A newly published study indicates that too often a rejected application is subsequently resubmitted and approved when FDA ignores their own criticisms of the original application, even when those criticisms remain valid.  The controversial approval of Aduhelm is just the most salient example of that.

 Specific Changes to Commitment Letter

I have a general concern about the Commitment letter, because it changes policies that should be publicly debated by Congress and should include input from patient, consumer and public health advocates as part of any negotiations. Policies should not be negotiated behind closed doors at meetings that exclude those important perspectives.  

I have time to recommend 5 specific changes to the Commitment letter:

  1.   I was glad to hear about FDA’s new efforts to include patient preferences and involvement.
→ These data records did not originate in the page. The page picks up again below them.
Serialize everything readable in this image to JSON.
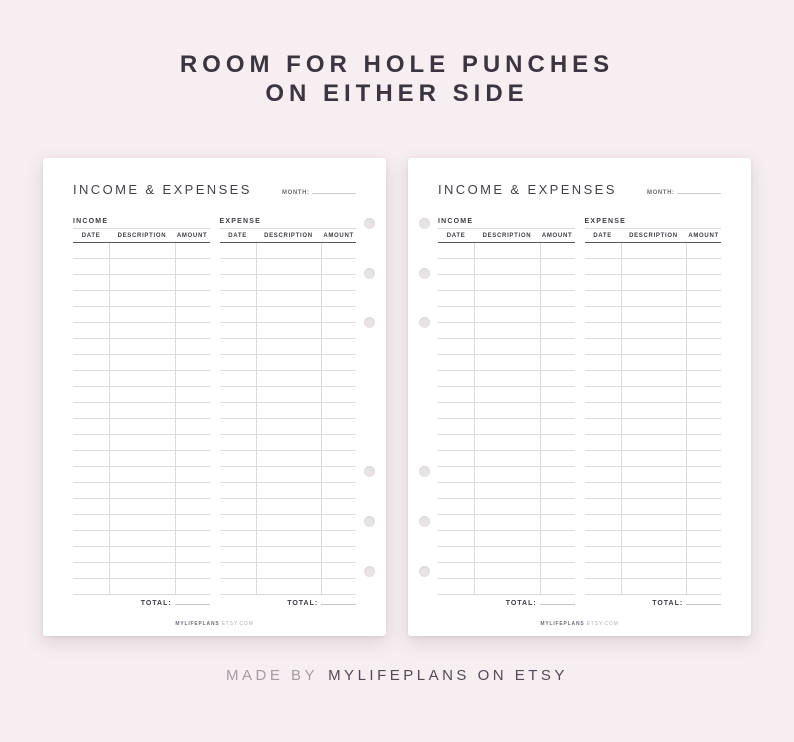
{
  "colors": {
    "background": "#f6eef1",
    "page": "#ffffff",
    "heading_text": "#3b3540",
    "title_text": "#45404a",
    "label_text": "#3f3a44",
    "line_light": "#ddd9dc",
    "line_dark": "#5a555e",
    "hole": "#e7e3e6",
    "caption_prefix": "#a39da3",
    "caption_brand": "#514b55"
  },
  "heading": {
    "line1": "ROOM FOR HOLE PUNCHES",
    "line2": "ON EITHER SIDE"
  },
  "page": {
    "title": "INCOME & EXPENSES",
    "month_label": "MONTH:",
    "income_label": "INCOME",
    "expense_label": "EXPENSE",
    "columns": [
      "DATE",
      "DESCRIPTION",
      "AMOUNT"
    ],
    "row_count": 22,
    "total_label": "TOTAL:",
    "footer_brand": "MYLIFEPLANS",
    "footer_site": "ETSY.COM"
  },
  "caption": {
    "prefix": "MADE BY",
    "brand": "MYLIFEPLANS ON ETSY"
  }
}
The Commitment letter should specify that these activities should always include harmed patients, not just patients recruited by industry, who are often patients desperate for treatment.  All patient perspectives are important, we all are concerned about patients who urgently need a treatment that works, but harmed patients have too often been excluded from FDA meetings and committees.
  2.   Voluntary REMS strategies are rarely proven to work. The REMS program needs a complete overhaul or REMS should be avoided. Instead, most safety concerns should be resolved before products are approved. A good example is the REMS for prescription opioids, which FDA learned was not working. Few doctors took the voluntary training, fewer finished the voluntary training, and even those who were trained did not learn all the important issues that were included.
  3.   The letter should implement the National Academies’ public health framework for regulatory oversight of opioids.
  4.   In-person manufacturing inspections remain the most effective way to determine problems. We all understand that remote inspections were needed during the pandemic, but the Commitment letter should specify that remote inspections should be the exception.
  5.   User fees should fund independent, objective studies to assess and quantify the harms that resulted or were avoided due to approval decisions.

And I will just add one other issue, since enhancements to the Sentinel program were discussed earlier in this meeting.  I have been a strong supporter of the Sentinel post-market surveillance program, but it has been in place for years and cost an enormous amount of money.  So, it was distressing to hear this morning that the FDA is still trying to figure out how to use those data so that they can provide usable information about safety and efficacy.

In conclusion, those of us who respect and admire the FDA know how important it is as a public health agency. We must make sure that industry user fees do not interfere with that essential mission. When performance goals and the Commitment letter are made behind closed doors, it is difficult for the public to have confidence that the FDA is a public health agency.